Scroll untuk baca artikel
Opini

Bocah Citayam versus Anak Jakarta Selatan

Redaksi
×

Bocah Citayam versus Anak Jakarta Selatan

Sebarkan artikel ini

SEHARIAN kemarin saya menggunakan kereta penglaju (commuterline). Sempat baca buku Lelaki-lelaki tanpa Perempuan karya Haruki Murakami. Setelah sampai pada bagian yang cabul, buku saya tutup.

Saya beralih ke gajet tengok berita trending. Saya lumayan kaget. Dari mulai media arus utama sampai media yang ikut-ikutan arus semuanya serempak memberitakan fenomena Bocah Citayam. Judulnya bombastis atau menurut istilah sekarang sangat klikbait.

Kira-kira judulnya ada yang menyebut Fashion Week ala Anak Citayam atau ada juga yang menyebut Anak Bocim (Bojong-Citayam) Kuasai Terowongan Kendal. Intinya, judulnya sangat heboh.

Lalu, ada apa dengan fenomen anak atau bocah Citayam dan sekitarnya ini? Kenapa tiba-tiba bocah tanggung dari sebuah udik di pinggiran Jakarta ini bisa menasional dan mendunia?

Citayam adalah sebuah desa kecil di Kecamatan Tajurhalang, Kabupaten Bogor. Berbatasan langsung dengan Kota Depok. Warganya, termasuk para remajanya memiliki mobilitas tinggi karena terhubung dengan kereta penglaju Bogor-Jakarta.

Remaja Citayam yang berkeliaran dan nongkrong di sekitar Stasiun BNI City dan terowongan Kendal memang menyolok perhatian karena di sana tempat pertemuan orang dan juga penumpang dari kereta penglaju, kereta bandara dan mass rapid transit (MRT).

Pun, mereka ini tidak sembarangan nongkrong. Karena mereka juga mengenakan kostum atau outfit yang menyolok, modis, kekinian. Mirip harajuku kalau di Jepang. Namun, yang membedakan Bocah Citayam ini adalah keluguan khas udiknya sangat kentara sehingga sangat menarik dan juga sehat untuk bikin tersenyum atau tertawa.

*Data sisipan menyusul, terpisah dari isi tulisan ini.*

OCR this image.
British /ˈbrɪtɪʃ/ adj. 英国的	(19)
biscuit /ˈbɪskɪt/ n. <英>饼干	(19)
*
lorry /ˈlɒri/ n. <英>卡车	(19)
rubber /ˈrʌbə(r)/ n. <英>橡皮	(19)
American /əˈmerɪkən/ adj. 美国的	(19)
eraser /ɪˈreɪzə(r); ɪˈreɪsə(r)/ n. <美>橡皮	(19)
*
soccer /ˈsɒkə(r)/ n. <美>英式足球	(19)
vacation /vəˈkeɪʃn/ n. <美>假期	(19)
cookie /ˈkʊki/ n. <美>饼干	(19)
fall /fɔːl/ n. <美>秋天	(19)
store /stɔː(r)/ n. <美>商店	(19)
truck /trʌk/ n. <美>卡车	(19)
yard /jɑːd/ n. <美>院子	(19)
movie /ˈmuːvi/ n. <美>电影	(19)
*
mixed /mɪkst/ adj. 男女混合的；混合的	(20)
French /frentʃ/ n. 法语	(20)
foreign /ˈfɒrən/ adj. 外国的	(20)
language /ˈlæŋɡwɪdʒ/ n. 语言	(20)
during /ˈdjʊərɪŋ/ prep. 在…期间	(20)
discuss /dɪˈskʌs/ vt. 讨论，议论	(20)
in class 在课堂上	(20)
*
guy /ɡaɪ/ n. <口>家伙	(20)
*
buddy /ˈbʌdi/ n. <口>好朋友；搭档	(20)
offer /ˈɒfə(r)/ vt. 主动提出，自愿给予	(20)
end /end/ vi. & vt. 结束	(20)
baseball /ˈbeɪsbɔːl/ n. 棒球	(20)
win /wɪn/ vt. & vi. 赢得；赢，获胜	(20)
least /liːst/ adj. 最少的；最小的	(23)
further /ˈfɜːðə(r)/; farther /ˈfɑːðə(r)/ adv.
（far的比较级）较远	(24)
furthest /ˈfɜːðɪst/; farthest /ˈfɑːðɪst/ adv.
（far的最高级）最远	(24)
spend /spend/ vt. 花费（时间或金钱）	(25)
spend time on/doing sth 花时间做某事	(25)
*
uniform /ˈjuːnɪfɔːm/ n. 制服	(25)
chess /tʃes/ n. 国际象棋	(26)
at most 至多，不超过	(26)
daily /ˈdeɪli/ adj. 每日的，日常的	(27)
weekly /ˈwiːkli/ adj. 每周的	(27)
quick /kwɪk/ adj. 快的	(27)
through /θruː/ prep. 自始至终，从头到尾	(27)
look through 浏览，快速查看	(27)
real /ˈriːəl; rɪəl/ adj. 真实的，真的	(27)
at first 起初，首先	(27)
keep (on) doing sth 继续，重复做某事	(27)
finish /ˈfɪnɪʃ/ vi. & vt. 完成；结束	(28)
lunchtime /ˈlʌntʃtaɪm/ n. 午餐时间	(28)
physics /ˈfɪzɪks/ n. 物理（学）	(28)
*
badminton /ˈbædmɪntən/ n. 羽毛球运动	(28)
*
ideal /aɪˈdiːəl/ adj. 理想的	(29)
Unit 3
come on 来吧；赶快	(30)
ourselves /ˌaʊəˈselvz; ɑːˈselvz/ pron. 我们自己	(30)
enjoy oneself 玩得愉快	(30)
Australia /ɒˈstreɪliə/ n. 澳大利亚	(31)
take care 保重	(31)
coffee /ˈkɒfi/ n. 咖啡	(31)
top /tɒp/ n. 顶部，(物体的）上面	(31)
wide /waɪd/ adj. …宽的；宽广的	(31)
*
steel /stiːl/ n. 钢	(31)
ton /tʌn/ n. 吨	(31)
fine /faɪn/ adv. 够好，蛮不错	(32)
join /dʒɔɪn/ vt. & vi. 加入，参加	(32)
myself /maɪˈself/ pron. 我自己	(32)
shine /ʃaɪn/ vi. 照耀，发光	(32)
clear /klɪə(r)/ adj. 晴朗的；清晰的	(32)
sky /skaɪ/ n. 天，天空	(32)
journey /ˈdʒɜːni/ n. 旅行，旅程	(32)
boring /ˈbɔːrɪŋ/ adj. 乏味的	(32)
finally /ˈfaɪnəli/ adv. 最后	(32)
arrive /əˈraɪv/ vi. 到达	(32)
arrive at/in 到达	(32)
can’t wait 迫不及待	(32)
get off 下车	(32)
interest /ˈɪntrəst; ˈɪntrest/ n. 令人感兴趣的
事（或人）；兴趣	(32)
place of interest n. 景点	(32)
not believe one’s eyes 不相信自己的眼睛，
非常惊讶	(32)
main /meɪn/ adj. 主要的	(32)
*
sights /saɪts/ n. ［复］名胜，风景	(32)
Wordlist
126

Beda misalnya dengan anak Jakarta Selatan kiblat gaya mereka lebih ke korean style. Fashion mereka lebih modern, rapih, klimis dan wajah terawat. Bahasa mereka gado-gado, campuran Indonesia dan Inggris. Sebaliknya bahasa gaul Bocah Citayam bahasa Melayu dengan logat Betawi.

Anak-anak Citayam, Bojong Gede sampai Cilebut mayoritas adalah keturunan Betawi. Mungkin mereka generasi ketiga dari keluarga Betawi yang tersingkir karena proyek besar-besaran di sekitar Tanah Abang dan juga Mega Kuningan. Keluarga mereka tergusur dan membeli tanah serta lahan baru di daerah Citayam yang saat itu masih disebut tempat jin buang anak.

Sebelum heboh seperti sekarang, sebelumnya Citayam juga sempat menjadi perhatian nasional. Tragedi Citayam tak bisa dilupakan dalam sejarah buruk perkerataapian nasional.

Pagi itu pada akhir 1993 dua kereta api bertabrakan dan menewaskan 20 orang. Saking hebatnya tabrakan sejumlah gerbong sampai berdiri menjulang. Peristiwa ini dicatat PT Kereta Api Indonesia sebagai kecelakaan terburuk ketiga.

Tabrakan frontal kereta api di jalur tunggal Jakarta-Bogor yang saat itu masih menggunakan lokomotif diesel sangat tragis dan nyaris disandingkan dengan tragedi Bintaro pada 1987. Bagi yang percaya, konon di sekitar Ratujaya masih selalu ada yang mendengar sisa jejak kecelakaan seperti mahluk halus dan suara tangisan.

Catatan ini ingin menunjukkan bahwa Citayam pernah pada masanya menjadi pemberitaan media nasional dan bukan kali ini saja. Citayam sudah menjadi perhatian publik sejak 28 tahun silam.

Fenomena Bocah Citayam adalah peristiwa sosial dan budaya yang patut diapresiasi. Mereka tidak sekadar mejeng atau nongkrong karena mereka juga adalah para pembuat konten di media sosial. Mereka jangan dianggap sebagai penyakit sosial, pengganggu atau malah dilecehkan dan diledek karena tidak ‘sehebat’ anak Jakarta Selatan. Justru anak Jakarta Selatan yang harus digugat karena bahasa gaul mereka ‘merusak’ bahasa Indonesia.